Few more options if you have big data infrastructure in place and want to implement distributed data ingestion pipeline.
Use sqoop to bring data to hadoop or place your csv file manually in hadoop.
Use one of below connector to ingest data:
hive- solr connector, spark- solr connector.
PS:
Make sure no firewall blocks connectivity between client nodes and solr/solrcloud nodes.
Choose right directory factory for data ingestion, if near real time search is not required then use StandardDirectoryFactory.
If you get below exception in client logs during ingestion then tune autoCommit and autoSoftCommit configuration in solrconfig.xml file.

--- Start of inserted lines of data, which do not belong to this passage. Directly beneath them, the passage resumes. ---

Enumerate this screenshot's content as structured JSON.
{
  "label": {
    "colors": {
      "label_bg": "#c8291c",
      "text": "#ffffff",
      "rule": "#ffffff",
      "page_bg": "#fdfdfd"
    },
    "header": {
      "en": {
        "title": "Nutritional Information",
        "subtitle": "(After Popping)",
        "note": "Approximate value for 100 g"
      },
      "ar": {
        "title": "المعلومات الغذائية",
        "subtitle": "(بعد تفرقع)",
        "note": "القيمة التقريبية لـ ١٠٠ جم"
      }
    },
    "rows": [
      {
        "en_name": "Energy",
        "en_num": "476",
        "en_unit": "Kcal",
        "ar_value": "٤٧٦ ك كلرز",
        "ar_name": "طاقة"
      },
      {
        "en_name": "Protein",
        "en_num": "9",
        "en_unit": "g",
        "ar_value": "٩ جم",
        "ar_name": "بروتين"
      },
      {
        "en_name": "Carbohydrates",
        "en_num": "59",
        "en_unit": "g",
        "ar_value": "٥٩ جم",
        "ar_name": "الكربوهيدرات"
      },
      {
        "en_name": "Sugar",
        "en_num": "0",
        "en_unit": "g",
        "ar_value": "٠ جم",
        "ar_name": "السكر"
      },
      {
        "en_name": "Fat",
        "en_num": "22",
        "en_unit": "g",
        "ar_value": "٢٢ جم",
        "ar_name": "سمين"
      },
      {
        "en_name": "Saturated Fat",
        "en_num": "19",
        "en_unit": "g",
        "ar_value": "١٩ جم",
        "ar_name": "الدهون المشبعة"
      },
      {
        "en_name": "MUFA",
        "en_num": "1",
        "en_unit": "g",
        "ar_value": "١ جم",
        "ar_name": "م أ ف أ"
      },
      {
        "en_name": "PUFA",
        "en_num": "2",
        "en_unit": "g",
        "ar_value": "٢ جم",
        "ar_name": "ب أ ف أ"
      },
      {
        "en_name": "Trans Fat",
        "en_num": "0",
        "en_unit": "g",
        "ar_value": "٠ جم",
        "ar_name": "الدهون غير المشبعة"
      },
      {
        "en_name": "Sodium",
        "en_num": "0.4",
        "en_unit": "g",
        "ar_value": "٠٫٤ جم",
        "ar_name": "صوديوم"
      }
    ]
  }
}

SolrServerException: No live SolrServers available to handle this
request
Definitely just load these into a normal database first. There's all sorts of tools for dealing with CSVs (for example, postgres' COPY), so it should be easy. Using Data Import Handler is also pretty simple, so this seems like the most friction-free way to load your data. This method will also be faster since you won't have unnecessary network/HTTP overhead.
The reference guide says ConcurrentUpdateSolrServer could/should be used for bulk updates.
Javadocs are somewhat incorrect (v 3.6.2, v 4.7.0):
ConcurrentUpdateSolrServer buffers all added documents and writes them into open HTTP connections.
It doesn't buffer indefinitely, but up to int queueSize, which is a constructor parameter.